Ken Jennings is many things. He is a trivia master, a shoo-in for the next host of Jeopardy!, an author, and one of the funniest folks on Twitter. After an exchange on the social media platform last night, it seems that Jennings is also a film buff. Or, at least, hilariously pretends to be.
The exchange came when TV writer Chris Regan mentioned that some extras blew the realism in The Entertainer by looking at the camera. The Family Guy writer concluded that it was the fault of Peter Yates, the assistant director of the classic film. Ken Jennings replied, “More and more people are saying this.”
Regan later replied to Ken Jennings saying that “Kitchen Sink Realism Twitter would love if you would spread the word.”

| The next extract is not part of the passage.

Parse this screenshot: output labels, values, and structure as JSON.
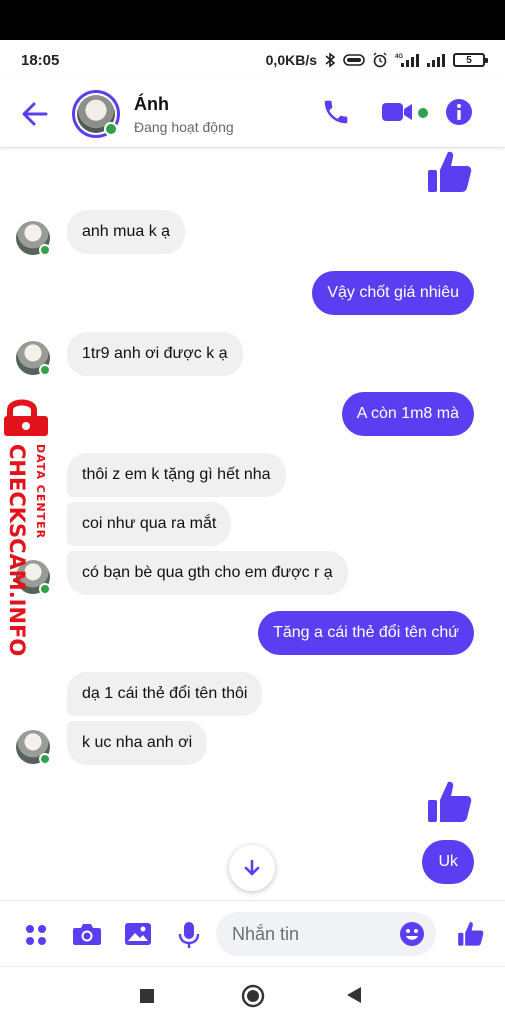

What Are Chris Regan and Ken Jennings Talking About?
Ken Jennings’ tweet is really only funny if you understand the context of the conversation. So, what are they talking about?
The Entertainer is part of the Kitchen Sink Realism movement. This was a movement in British cinema that captured the gritty realism of middle-class life in the country at the time. The style is characterized by depicting poor or middle-class areas of England. They employ the settings, accents, and attitudes of the people of the areas in which the films are set.
At the same time, films in the Kitchen Sink Realism movement, like the one that Ken Jennings and Chris Regan are joking about, use on-location filming as well as live sound. This is done to make the whole thing feel more real. The style of cinema was a direct response to the escapist films of the previous generation.
Ken Jennings and the Family Guy writer are discussing a film that is about a “song-and-dance man,” in a seedy seaside town. So, it takes a hard look at the life and actions of people in small-time show business. Where older films would show the glitz and glamour of show business, The Entertainer looks at the hard, stark realities of the people involved.
So, if you have a ton of extras looking at the camera instead of being engrossed in whatever they’re doing, it blows the realism a little. It’s not as bad as, say, a full-on fourth-wall break. However, it still has the potential to take the viewer out of the moment. When striving for artful realism, that’s the last thing you want.
So, if the Entertainer feels less-than-realistic, we can all blame the assistant director. However, if you find yourself going down a rabbit hole of twentieth-century British cinema, blame Ken Jennings.